Just as he had claimed, the patients at Lucia have a strong feeling that the time spent there is time wasted or time is taken from one’s life. Goffman described an “inpatient” phase, where the patients realize that they are completely deserted from society.
They begin to acknowledge themselves as “patients” and are made aware of the fact that society will treat them differently once they go back. This is very apparent in the show, as the patients at Lucia also know that when they get out of the institution, life on the outside will never be like it was, before admission.
The Stigma Of Labels
This brings us to stigma. Goffman addressed how the patients felt about their stigma. His analysis emphasized the bigotry the stigmatized faced as they attempted to navigate through society’s standards of worthiness. The standards for labelling people were widely shared.

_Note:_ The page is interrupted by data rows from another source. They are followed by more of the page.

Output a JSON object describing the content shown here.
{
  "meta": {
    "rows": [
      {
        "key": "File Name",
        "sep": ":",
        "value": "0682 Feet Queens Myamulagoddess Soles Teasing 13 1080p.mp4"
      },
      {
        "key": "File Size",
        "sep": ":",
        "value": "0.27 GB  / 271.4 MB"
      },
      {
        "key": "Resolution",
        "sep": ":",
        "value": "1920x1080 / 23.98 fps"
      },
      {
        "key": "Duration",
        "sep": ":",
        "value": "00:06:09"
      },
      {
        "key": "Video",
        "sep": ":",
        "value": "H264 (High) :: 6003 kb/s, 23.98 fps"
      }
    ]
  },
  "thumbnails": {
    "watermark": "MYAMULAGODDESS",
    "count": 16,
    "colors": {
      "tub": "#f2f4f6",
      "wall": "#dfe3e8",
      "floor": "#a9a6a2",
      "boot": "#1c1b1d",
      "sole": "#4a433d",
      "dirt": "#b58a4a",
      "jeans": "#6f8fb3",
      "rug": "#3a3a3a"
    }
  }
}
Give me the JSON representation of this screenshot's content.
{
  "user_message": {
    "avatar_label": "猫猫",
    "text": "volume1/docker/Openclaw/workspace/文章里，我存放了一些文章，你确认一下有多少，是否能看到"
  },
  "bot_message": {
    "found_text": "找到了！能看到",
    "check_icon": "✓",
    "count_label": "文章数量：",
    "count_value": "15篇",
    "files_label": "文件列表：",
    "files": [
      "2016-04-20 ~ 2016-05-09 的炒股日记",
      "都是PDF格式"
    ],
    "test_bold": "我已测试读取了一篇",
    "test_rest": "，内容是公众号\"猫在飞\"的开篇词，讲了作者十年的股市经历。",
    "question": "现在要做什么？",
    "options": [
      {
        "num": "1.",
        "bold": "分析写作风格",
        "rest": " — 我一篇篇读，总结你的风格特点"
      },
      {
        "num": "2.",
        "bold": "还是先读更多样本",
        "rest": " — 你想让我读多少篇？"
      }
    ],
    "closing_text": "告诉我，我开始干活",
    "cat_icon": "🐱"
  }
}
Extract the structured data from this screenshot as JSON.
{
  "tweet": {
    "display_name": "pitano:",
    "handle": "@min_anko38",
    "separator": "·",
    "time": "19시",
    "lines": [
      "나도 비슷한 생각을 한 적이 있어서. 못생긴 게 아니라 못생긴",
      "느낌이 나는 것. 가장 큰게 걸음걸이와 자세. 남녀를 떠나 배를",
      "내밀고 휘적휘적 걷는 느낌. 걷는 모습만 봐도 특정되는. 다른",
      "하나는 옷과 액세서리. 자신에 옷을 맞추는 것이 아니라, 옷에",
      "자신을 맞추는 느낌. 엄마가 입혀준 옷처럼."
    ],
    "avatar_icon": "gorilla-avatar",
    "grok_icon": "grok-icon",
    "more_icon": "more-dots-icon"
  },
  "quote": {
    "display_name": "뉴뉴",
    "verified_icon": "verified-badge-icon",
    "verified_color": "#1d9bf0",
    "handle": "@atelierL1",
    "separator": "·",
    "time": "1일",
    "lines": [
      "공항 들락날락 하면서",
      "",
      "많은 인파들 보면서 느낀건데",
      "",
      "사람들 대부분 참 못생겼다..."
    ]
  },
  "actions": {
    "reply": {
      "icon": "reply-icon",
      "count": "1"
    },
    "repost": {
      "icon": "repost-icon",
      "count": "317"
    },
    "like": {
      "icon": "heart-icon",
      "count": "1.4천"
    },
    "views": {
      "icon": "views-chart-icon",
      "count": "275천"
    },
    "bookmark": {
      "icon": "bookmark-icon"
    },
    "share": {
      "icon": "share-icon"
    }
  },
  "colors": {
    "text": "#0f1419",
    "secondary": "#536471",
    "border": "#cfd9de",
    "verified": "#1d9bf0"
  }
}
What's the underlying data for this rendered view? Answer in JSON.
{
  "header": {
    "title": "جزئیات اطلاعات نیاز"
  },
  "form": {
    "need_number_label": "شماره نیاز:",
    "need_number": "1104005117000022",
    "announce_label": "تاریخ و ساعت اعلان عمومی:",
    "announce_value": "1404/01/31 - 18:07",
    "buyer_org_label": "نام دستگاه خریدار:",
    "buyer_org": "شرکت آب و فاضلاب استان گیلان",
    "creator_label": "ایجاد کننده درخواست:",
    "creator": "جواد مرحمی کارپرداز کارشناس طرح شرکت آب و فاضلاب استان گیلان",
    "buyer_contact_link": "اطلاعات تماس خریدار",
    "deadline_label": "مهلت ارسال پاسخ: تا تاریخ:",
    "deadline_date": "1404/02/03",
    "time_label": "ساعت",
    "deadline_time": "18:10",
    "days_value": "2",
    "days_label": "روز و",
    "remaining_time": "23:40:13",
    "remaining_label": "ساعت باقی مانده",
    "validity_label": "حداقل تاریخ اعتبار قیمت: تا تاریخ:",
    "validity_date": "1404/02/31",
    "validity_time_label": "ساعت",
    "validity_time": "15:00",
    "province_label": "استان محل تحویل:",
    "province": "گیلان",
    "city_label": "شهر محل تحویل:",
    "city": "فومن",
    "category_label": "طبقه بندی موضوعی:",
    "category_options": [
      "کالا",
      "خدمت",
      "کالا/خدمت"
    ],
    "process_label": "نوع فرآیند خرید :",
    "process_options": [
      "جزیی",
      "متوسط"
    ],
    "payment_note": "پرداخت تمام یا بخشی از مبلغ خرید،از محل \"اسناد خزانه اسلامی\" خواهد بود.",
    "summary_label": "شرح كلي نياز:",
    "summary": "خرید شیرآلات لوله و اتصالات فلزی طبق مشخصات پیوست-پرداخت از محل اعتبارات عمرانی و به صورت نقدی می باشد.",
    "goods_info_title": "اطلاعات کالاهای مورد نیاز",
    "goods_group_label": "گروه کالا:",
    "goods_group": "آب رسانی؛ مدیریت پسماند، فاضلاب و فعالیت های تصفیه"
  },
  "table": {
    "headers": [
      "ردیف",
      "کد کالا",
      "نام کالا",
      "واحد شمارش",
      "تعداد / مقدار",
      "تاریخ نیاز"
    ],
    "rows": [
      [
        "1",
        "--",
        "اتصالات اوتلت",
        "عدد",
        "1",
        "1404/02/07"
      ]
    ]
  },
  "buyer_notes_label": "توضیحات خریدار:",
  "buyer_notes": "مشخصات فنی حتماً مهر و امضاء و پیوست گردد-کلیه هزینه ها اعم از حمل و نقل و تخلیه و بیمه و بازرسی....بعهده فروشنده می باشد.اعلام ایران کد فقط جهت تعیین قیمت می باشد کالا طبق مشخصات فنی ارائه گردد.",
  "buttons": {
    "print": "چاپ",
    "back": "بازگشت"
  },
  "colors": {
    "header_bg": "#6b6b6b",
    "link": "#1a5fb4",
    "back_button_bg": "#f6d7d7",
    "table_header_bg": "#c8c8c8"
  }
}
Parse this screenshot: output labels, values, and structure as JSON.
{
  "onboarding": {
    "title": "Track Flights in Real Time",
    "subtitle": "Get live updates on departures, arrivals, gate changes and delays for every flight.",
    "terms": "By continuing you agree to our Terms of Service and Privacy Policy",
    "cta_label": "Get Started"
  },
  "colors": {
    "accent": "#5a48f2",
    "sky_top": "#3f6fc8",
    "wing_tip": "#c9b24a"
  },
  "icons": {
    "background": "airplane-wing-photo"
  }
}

The stigma that mentally ill people are savage is epitomized in Ratched. This is one of the many stigmas portrayed in the show. These prejudices haunt the patients at Lucia as they gradually begin to accept that they are completely shunned from society.
Several movies have spread the false stigma that people with mental illnesses are prone to violence, unpredictable behaviour and thus, are incapable of leading a life in society by gaining employment. Some films have even presented people who seek asylum as being “possessed”.
These obstinate stereotypes engender harsh negative attitudes towards people with mental illness. Ratched is not foreign to this, as it illustrates the horrifying consequences of these stereotypes.
Thus, the stigma attached to asylum is ubiquitous. Asylums take the psychological mentality of a patient as its point of departure. Stigma makes no presumption of psychological difference between the normal and the stigmatized.
Discrimination Seems To Be The Norm
There is no country, society, or culture where people who have been institutionalized have the same societal value as others. A survey was conducted with respondents from 27 countries, where nearly 50% of persons with mental illnesses reported discrimination in their personal relationships.
Succumbing to these realities, asylum and stigma have become leading themes in psychological movies in the last 50 years.